On raconte qu’au moment de filmer, dans les Langhe piémontaises, De la nuée à la résistance (1978), depuis Pavese, cet autre «pessimiste» indompté, les Straub marchaient sur les lieux, le texte du Genêt à la main. Leurs collaborateurs espéraient et rêvaient de ce nouveau coup italien à l’écran. Nous aussi. Ils ne l’ont pas fait, ni alors ni par la suite puisque la règle chez eux, c’est de se méfier même des meilleures intentions des amis («Leopardi on ne le connaît pas assez », modestie fière, non un déni) et sans doute également parce qu’ils n’ont pas voulu ajouter un volcan rocailleux à la série des montagnes qu’ils avaient déjà filmées (le mont Velino de Moïse et Aaron, les Apouanes) ou qu’ils auraient filmé, après une très longue gestation (l’Etna et la Sainte-Victoire justement). Mais quand ils dis(ai)ent que sans passer par l’Italie – dont ses écrivains les plus déracinés défendaient non les pouvoirs de l’identité nationale mais la puissance d’une mémoire territoriale singulière – ils n’auraient jamais fait les films sur Empédocle, on croit fort que le lent genêt léopardien a œuvré, et que sa verdeur, la deuxième nature des hommes dans la première (le vert de la terre) et vice-versa, fait aussi vivre leur Hölderlin communiste.
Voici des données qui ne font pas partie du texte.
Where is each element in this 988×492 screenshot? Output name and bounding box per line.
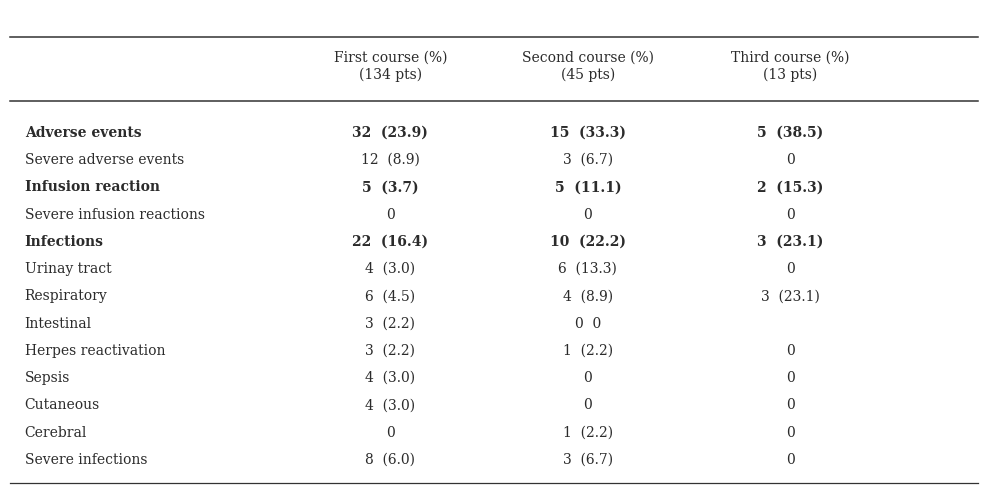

Souvenir d’une note de Vittorini (Franco Fortini aurait pu l’écrire lui-même):
Marx partit de l’apparent pessimisme de Hölderlin pour affirmer sa grande confiance. Parti d’une position presque existentialiste, d’une philosophie presque désespérée, il réussit à déployer sur toute la terre une bannière où était écrit : ‘Émancipation des hommes’. Cela, sans jamais renier le ‘pessimisme’ de Hölderlin, voire en l’intégrant à sa vision, comme un tonique indispensable que tous doivent boire, une ciguë à rebours»25.
Et le «pessimisme cosmique» aussi.
VI.
Sixième bloc, mais la coupe le re-enchaîne au précédent – cette fois la logique est automatique – bien que la clairière ne soit plus la même. Les Straub ont remonté le volcan, jusqu’à un cratère éteint à 1900 mètres et ont apprivoisé un bout de champ de lave, délimité par deux troncs de pins, pour filmer à 340°, la caméra au milieu, le lieu et l’horizon (le chromatisme venteux de la vallée, des sommets et de la crête de l’Etna) où se joue le Noir péché d’Empédocle. Ni lui, ni Pausanias, ni Manès l’égyptien, le fantôme venu l’emporter dans l’abîme, ne sont plus dans le plan voué à Kommunisten. Cadrée de face, il y a une femme étonnée, costume squaw indienne, assise au ras du sol, les mains presque jointes sous le visage. Danièle Huillet. Absolu silence de soixante-cinq secondes durant l’introduction lente «grave ma non troppo tratto» du dernier mouvement du seizième quatuor de Beethoven op. 135, écrit en 1826, l’année qui suivit la composition de la Grande Fugue aux dissonances telluriques . Motif de douze mesures en variation distordue qui, par un contrepoint acéré entre le fond mystérieux des cellules mélodiques du violoncelle et l’aigu fortissimo du premier violon, va monter cette fois vers l’apesanteur. Sur le manuscrit il est écrit: «Der schwer Gefaßte Entschluß», «La décision difficilement pris»; «Muß es sein? Es muß sein!»«Le faut-il? Il le faut!».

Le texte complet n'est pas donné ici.